How much is enough

 and am I enough


I do everything to help you


but now I have needs that I cannot supply


and i'm fustrated


feeling unappreciated


I do all these things and God is blessing me with these lesson


and these things and you asked for help with one thing, I did it


then i did a design, had never done that before.


i said go to secretary of state website and you didnt do it.


but you didnt say it.  you didnt communicate i didnt know you didnt do it.


so i do it for you, the administrative thing


I almost cursed you out I thought this was already done.


I need to be patient, the business knowledge is lacking.


But the lessons have been bible and how to deal with people.


Haven't gotten to the business part yet.


You don't understand my process. I pray, I ask what to teach and when and I give to you as


God tells me. 


I miss my baby. and money is what will bring him to me. My heart is hurting.


I realized this during the walk.


I want my baby and I'm depending on you and trying my best to be submissive, and helpful


and do what God told me to do.


I said I should get a job. you said no, you can do it. now you say i have to organize your life.


I've done so much the tasks get bigger and bigger and what have you done with the informaiton that I have already given you?


I hate that I depend on someone else to get it for me.


its a very vulnerable. 


so i depend on you, but i also have to teach you.


i feel like i'm raising a man.


i knew it, raise son, come here raise you into all you can be.


but Jesus this is hard. submitting all the time, holding back my thoughts and feelings and 


sometimes when I think i'm gonna explode I say, I trust you, I trust you, I trust you


which is what God told me.


then my brain takes over and tells me that I'm crazy and God didnt tell me a thing and my son is there without for some crazy dream that I will come here and get all these things done in 3 months. things and curses that have taken a lifetime to break.


Grace is on my side.


I'm sorry I'm disrespectful. I'm so frustrated. I keep giving, and giving and giving.


for what/ you said I look nice and today you made me a smoothie. It helped soothe all my 


why the hell am I doing this? cooking for a man, I'm used to cooking for my son or just going out to eat


aft3er I spend my time by my design, the toastmasters meeting and speech therapy.

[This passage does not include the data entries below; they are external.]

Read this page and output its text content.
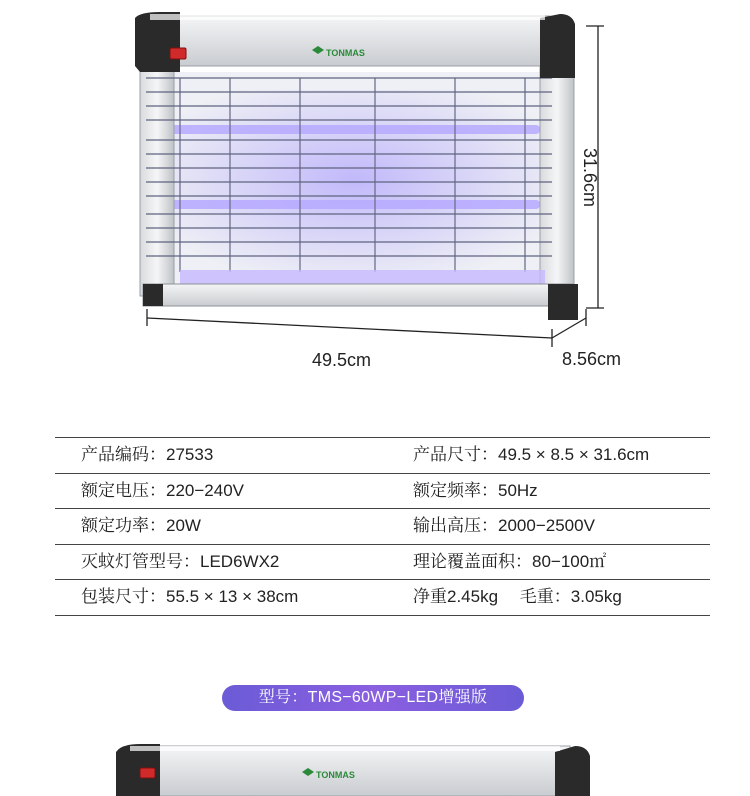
TONMAS
49.5cm	8.56cm
31.6cm
产品编码：27533	产品尺寸：49.5 × 8.5 × 31.6cm
额定电压：220−240V	额定频率：50Hz
额定功率：20W	输出高压：2000−2500V
灭蚊灯管型号：LED6WX2	理论覆盖面积：80−100㎡
包装尺寸：55.5 × 13 × 38cm	净重2.45kg　 毛重：3.05kg
型号：TMS−60WP−LED增强版
TONMAS
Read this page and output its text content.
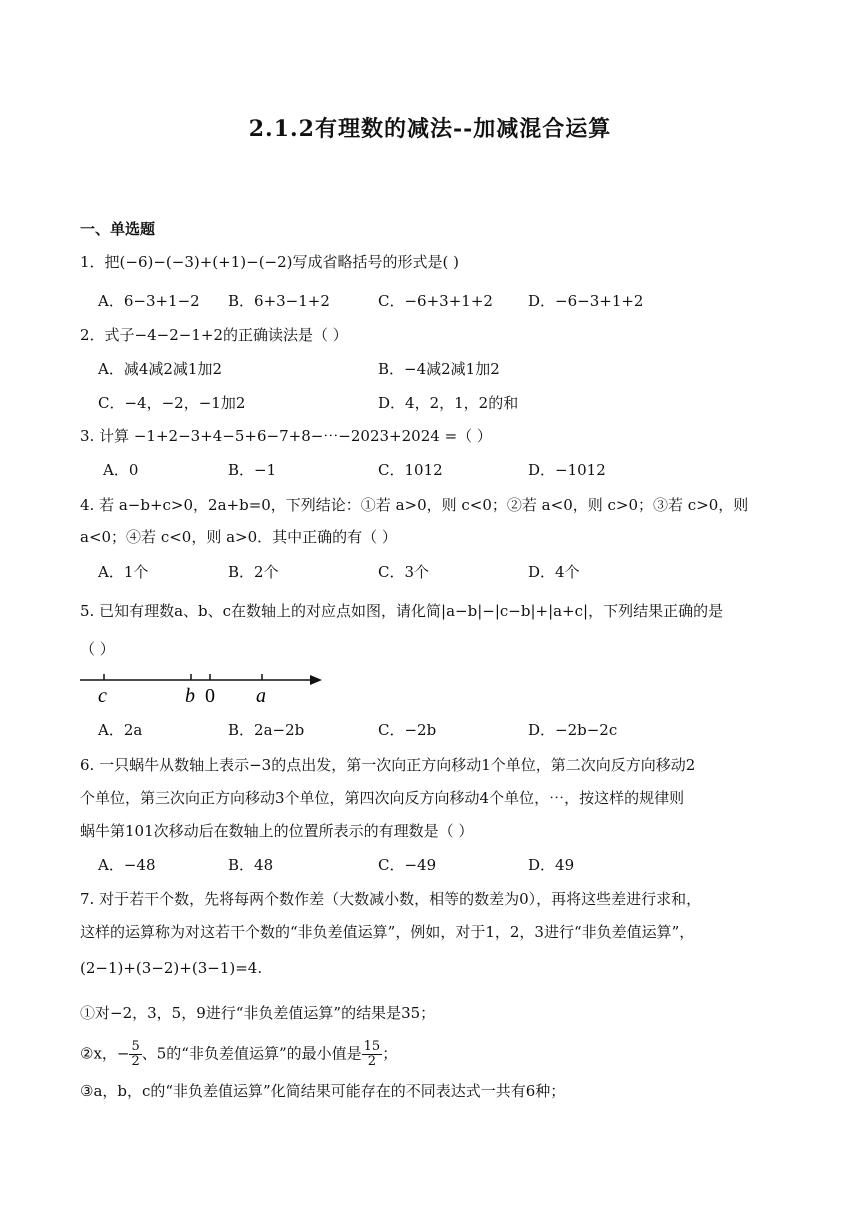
2.1.2有理数的减法--加减混合运算
一、单选题
1．把(−6)−(−3)+(+1)−(−2)写成省略括号的形式是( )
A．6−3+1−2 B．6+3−1+2	C．−6+3+1+2 D．−6−3+1+2
2．式子−4−2−1+2的正确读法是（ ）
A．减4减2减1加2	B．−4减2减1加2
C．−4，−2，−1加2	D．4，2，1，2的和
3. 计算 −1+2−3+4−5+6−7+8−⋯−2023+2024 =（ ）
A．0	B．−1	C．1012	D．−1012
4. 若 a−b+c>0，2a+b=0，下列结论：①若 a>0，则 c<0；②若 a<0，则 c>0；③若 c>0，则
a<0；④若 c<0，则 a>0．其中正确的有（ ）
A．1个	B．2个	C．3个	D．4个
5. 已知有理数a、b、c在数轴上的对应点如图，请化简|a−b|−|c−b|+|a+c|，下列结果正确的是
（ ）
c	b 0 a
A．2a	B．2a−2b	C．−2b	D．−2b−2c
6. 一只蜗牛从数轴上表示−3的点出发，第一次向正方向移动1个单位，第二次向反方向移动2
个单位，第三次向正方向移动3个单位，第四次向反方向移动4个单位，⋯，按这样的规律则
蜗牛第101次移动后在数轴上的位置所表示的有理数是（ ）
A．−48	B．48	C．−49	D．49
7. 对于若干个数，先将每两个数作差（大数减小数，相等的数差为0），再将这些差进行求和，
这样的运算称为对这若干个数的“非负差值运算”，例如，对于1，2，3进行“非负差值运算”，
(2−1)+(3−2)+(3−1)=4.
①对−2，3，5，9进行“非负差值运算”的结果是35；
②x，− $\frac{5}{2}$ 、5的“非负差值运算”的最小值是 $\frac{15}{2}$ ；
③a，b，c的“非负差值运算”化简结果可能存在的不同表达式一共有6种；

I jumped and now I'm hanging mid air wondering when will my feet touch the ground. 


When will I get some control over my life?


Today I thought it was the same when i had Alex. the job of feeding him and taking care of a child was all emcompassing.


It was a 24 hour job that required all my time and i felt like i got lost in the routine beucase it was no longer about me, and no one wanted to take any shifts.


I'm tired of the single mom story. 


I see why some run away. to create something new. the sex was not worth the embarassment and months of belly growing in a poor city, where the lady she saw me and she prayed over me.